History

The Botanic Garden at Johannes Gutenberg University Mainz was laid out between 1946 - 1955. The site on which it stands was used for agriculture and planted with fruit trees; some parts were also used for military exercises. In the difficult economic conditions of the post-war era, it was the garden staff and students who had to develop the site themselves. The founder and first director of Mainz Botanic Garden was the botanist Prof. Dr. Wilhelm Troll (1897–1978). He was helped with the design of the garden by Max Top (1895-1986), the garden's first Technical Director.
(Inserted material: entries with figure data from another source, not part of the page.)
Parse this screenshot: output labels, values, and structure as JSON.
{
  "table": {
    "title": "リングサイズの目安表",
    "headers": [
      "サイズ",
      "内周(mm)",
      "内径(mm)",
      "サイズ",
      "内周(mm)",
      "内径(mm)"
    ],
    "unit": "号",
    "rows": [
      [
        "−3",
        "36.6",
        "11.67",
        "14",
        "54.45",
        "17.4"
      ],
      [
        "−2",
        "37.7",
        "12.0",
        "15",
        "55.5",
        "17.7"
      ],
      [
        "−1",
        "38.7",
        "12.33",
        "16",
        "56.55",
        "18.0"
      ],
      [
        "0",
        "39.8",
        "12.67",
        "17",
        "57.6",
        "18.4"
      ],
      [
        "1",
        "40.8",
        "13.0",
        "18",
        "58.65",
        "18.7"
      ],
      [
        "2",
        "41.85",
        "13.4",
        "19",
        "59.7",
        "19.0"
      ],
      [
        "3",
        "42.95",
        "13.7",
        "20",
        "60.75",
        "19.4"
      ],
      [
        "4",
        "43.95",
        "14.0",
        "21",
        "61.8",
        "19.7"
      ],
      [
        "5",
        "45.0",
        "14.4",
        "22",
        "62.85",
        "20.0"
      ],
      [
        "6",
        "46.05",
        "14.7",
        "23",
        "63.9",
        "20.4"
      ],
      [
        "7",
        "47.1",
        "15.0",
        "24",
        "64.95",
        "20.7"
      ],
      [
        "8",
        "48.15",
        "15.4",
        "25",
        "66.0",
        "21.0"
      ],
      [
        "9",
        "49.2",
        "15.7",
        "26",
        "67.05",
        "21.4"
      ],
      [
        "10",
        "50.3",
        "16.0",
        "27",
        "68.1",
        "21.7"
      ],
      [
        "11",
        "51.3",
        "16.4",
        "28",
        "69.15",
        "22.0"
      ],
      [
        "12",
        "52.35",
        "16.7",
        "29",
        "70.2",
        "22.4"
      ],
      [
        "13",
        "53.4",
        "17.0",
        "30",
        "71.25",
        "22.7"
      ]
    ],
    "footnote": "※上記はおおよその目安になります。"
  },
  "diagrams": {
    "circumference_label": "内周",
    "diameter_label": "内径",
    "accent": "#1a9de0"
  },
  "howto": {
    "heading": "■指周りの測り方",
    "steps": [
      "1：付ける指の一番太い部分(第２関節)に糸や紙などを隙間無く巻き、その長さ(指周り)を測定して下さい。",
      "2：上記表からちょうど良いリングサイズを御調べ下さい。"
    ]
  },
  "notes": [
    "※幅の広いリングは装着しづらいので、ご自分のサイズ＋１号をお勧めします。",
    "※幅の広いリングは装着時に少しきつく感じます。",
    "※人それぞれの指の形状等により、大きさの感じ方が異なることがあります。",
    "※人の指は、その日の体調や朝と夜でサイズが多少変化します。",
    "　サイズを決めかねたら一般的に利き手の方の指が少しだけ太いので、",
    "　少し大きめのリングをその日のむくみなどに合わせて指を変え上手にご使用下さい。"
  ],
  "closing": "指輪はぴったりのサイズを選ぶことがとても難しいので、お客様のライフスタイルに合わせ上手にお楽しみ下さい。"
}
The main concept underlying the formation of the garden was to make plants available to the university – for teaching and research purposes. Wilhelm Troll's main interests were the comparative morphology of the different plant groups. To cultivate material for his broadly-based studies, a large systematic facility was created at the center of the outdoor area consisting of over 3,500 individual beds. The plants were grouped according to relationship-related criteria. By the mid 1950s, the alpine facility and a large pergola in the biological section were completed. In 1986, the garden was extended and a steppe ecoregion and a reproduction of the "Mainzer Sand" nature reserve terrain were added. In 2006, during a major redesign of the garden, the steppe vegetation was moved to the center of the gardenp>

The first greenhouse was built in 1948; two more secondhand greenhouses were acquired in 1952. The tallest greenhouse to date, known as the "Verbinder" (House 13), was obtained in 1954. While the open air spaces of the Botanic Garden were open to visitors from the start, the greenhouses were never intended as "show houses." Only in the early 1990s were these opened to students and visitors by the then Garden Director Prof. Joachim W. Kadereit, PhD.